Reguli’s battle scars only fuel her crusade. Luthmann reminded readers that she notched a major win in Andrews v. Hickman County, a landmark case where the 6th Circuit affirmed that social workers are bound by the Fourth Amendment – meaning CPS can’t just storm into homes without a warrant.
That was back in 2012, and “that kind of ticked a lot of people off,” Reguli laughed.
In 2018, she won another precedent-setting case (banning juvenile solitary confinement) that “really pissed them off… that’s when their aggression went over the top,” she said.
Co-host Volpe has seen the pattern before: “They use and misuse both criminal law and especially bar rules… to go after attorneys… that shake things up. And that’s what they did to you. There’s no question about that.”
Reguli agrees her prosecution was pure retaliation – the price for being a rare lawyer willing to fight the family court cartel.

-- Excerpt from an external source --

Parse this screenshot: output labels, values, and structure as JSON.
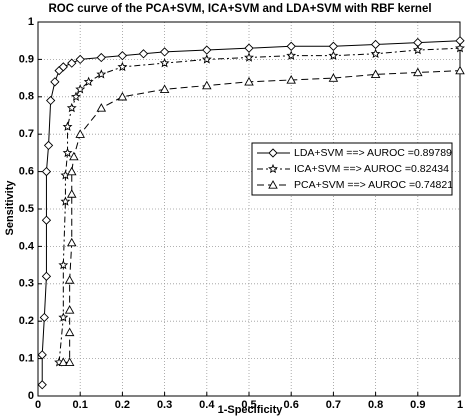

“Absolutely,” she said of the vendetta against her, “it was retaliatory.”
Silenced in the courtroom, Reguli is fighting fire with fire outside it. She founded the Family Forward Project and is championing federal reforms to empower parents.
One proposal, the Advocates for Families Act, would allow trained non-attorney advocates to stand alongside parents in child welfare cases – basically legal support persons. Right now, desperate mothers often stand alone against the state; Reguli noted that under current secrecy rules, “a young mom… could not even have her own mother standing in the courtroom with her” for moral support.
“This is real legislative reform that people can get behind,” Luthmann said, contrasting the Act with the marketing gimmicks of charlatans.
To change the system, she’s built “a whole underground army of people” – veteran parents and activists who’ve survived the system and now “come in as peer advocates” for those still in the fight. This army is pushing lawmakers to crack open the closed courts and allow family advocates to participate.
It’s a bold, outsider solution that has ruffled establishment feathers (bar associations bristle at the idea), but Reguli is undeterred.
Connie Reguli’s warpath is anything but neutral – and she makes no apology for it. From deriding SBS quackery to exposing foster-care horrors and rallying families to rise up, she embodies a new breed of advocacy journalism with teeth.
Her message on The Unknown Podcast was clear: the systems supposedly protecting children are riddled with “junk” science, cover-ups, and corruption, and it will take fearless rebels to burn that edifice down.
Reguli has lost her law license (for now), but she hasn’t lost her voice or her verve. In today’s child welfare battles, this rebel with a cause is fighting back – and she’s not afraid to hit the system where it hurts.